Il 18 settembre trenta attivisti di Greenpeace sono stati arrestati dalle autorità russe dopo aver tentato di salire sulla piattaforma petrolifera di Gazprom. Scopo dell’azione era quello di dimostrare la pericolosità delle trivellazioni, soprattutto in un ecosistema delicato come quello dell’Artico. La risposta delle autorità russe non ha tardato ad arrivare. Gli attivisti sono stati tutti arrestati e saranno processati con l’accusa di pirateria. In Russia la pena massima prevista per tale reato è di quindici anni di carcere.
Greenpeace, da parte sua, ha lanciato una mobilitazione mondiale per chiedere il rilascio dei suoi attivisti e denunciare sia il pericolo che rappresentano appunto le trivellazioni, sia per denunciare la violenza delle autorità russe. L’associazione sostiene inoltre che gli attivisti sono stati arrestati senza che venisse loro fornita la possibilità di un’assistenza legale.
Secondo quanto riportato sul sito di Repubblica la reazione sarebbe frutto di un equivoco, in quanto “Due (attivisti) hanno scalato la piattaforma allo scopo di piantare la capsula di sopravvivenza, utilizzata come tenda in casi di temperature estreme, scambiata poi per una bomba dalle autorità russe”. Lo stesso sito riporta anche le parole di Stefan Kirchner, esperto di diritto internazionale convocato da Greenpeace per la questione Artic Sunrise, secondo cui “”Le azioni della Russia in materia di Artic Sunrise sono incompatibili con il diritto internazionale e con la Convenzione europea dei diritti dell’uomo, la Convenzione di Vienna sulle relazioni consolari e, eventualmente, di altri trattati internazionali. Sospettiamo che il paese di Putin abbia violato i diritti umani dei membri dell’equipaggio, nonché i diritti dello Stato di bandiera (Olanda) e di rispettivi Stati membri dell’equipaggio. Al fine di rispettare il diritto internazionale, la Russia deve garantire il rapido rilascio della nave e del suo equipaggio”.

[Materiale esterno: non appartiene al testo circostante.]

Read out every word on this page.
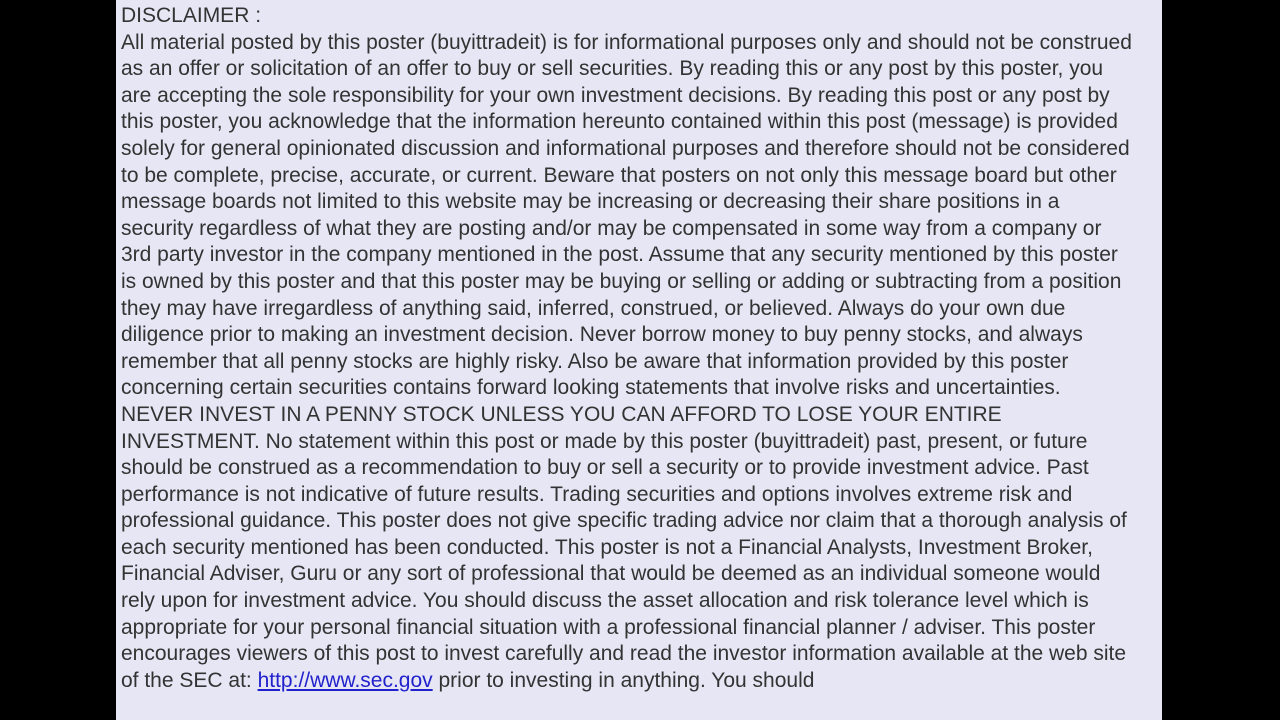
DISCLAIMER :

All material posted by this poster (buyittradeit) is for informational purposes only and should not be construed as an offer or solicitation of an offer to buy or sell securities. By reading this or any post by this poster, you are accepting the sole responsibility for your own investment decisions. By reading this post or any post by this poster, you acknowledge that the information hereunto contained within this post (message) is provided solely for general opinionated discussion and informational purposes and therefore should not be considered to be complete, precise, accurate, or current. Beware that posters on not only this message board but other message boards not limited to this website may be increasing or decreasing their share positions in a security regardless of what they are posting and/or may be compensated in some way from a company or 3rd party investor in the company mentioned in the post. Assume that any security mentioned by this poster is owned by this poster and that this poster may be buying or selling or adding or subtracting from a position they may have irregardless of anything said, inferred, construed, or believed. Always do your own due diligence prior to making an investment decision. Never borrow money to buy penny stocks, and always remember that all penny stocks are highly risky. Also be aware that information provided by this poster concerning certain securities contains forward looking statements that involve risks and uncertainties. NEVER INVEST IN A PENNY STOCK UNLESS YOU CAN AFFORD TO LOSE YOUR ENTIRE INVESTMENT. No statement within this post or made by this poster (buyittradeit) past, present, or future should be construed as a recommendation to buy or sell a security or to provide investment advice. Past performance is not indicative of future results. Trading securities and options involves extreme risk and professional guidance. This poster does not give specific trading advice nor claim that a thorough analysis of each security mentioned has been conducted. This poster is not a Financial Analysts, Investment Broker, Financial Adviser, Guru or any sort of professional that would be deemed as an individual someone would rely upon for investment advice. You should discuss the asset allocation and risk tolerance level which is appropriate for your personal financial situation with a professional financial planner / adviser. This poster encourages viewers of this post to invest carefully and read the investor information available at the web site of the SEC at: http://www.sec.gov prior to investing in anything. You should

I combustibili fossili che queste trivellazioni vogliono reperire e sfruttare, com’è ormai dimostrato dalla comunità scientifica, sono tra i maggiori responsabili del surriscaldamento globale e continuare a voler reperire risorse in quella zona e con quei sistemi arrecherebbe ulteriori danni, irreversibili, al già delicato e fragile ecosistema artico. Oltre allo scioglimento dei ghiacciai. Senza considerare che eventuali fuoriuscite di combustibili sono attualmente impossibili da ripulire.
La Russia non è esattamente considerata una nazione leader nel rispetto dei diritti umani quindi le preoccupazioni dell’associazione per la sorte degli attivisti sembrano essere più che legittime. Della questione se ne starebbe occupando il ministro degli esteri, Emma Bonino.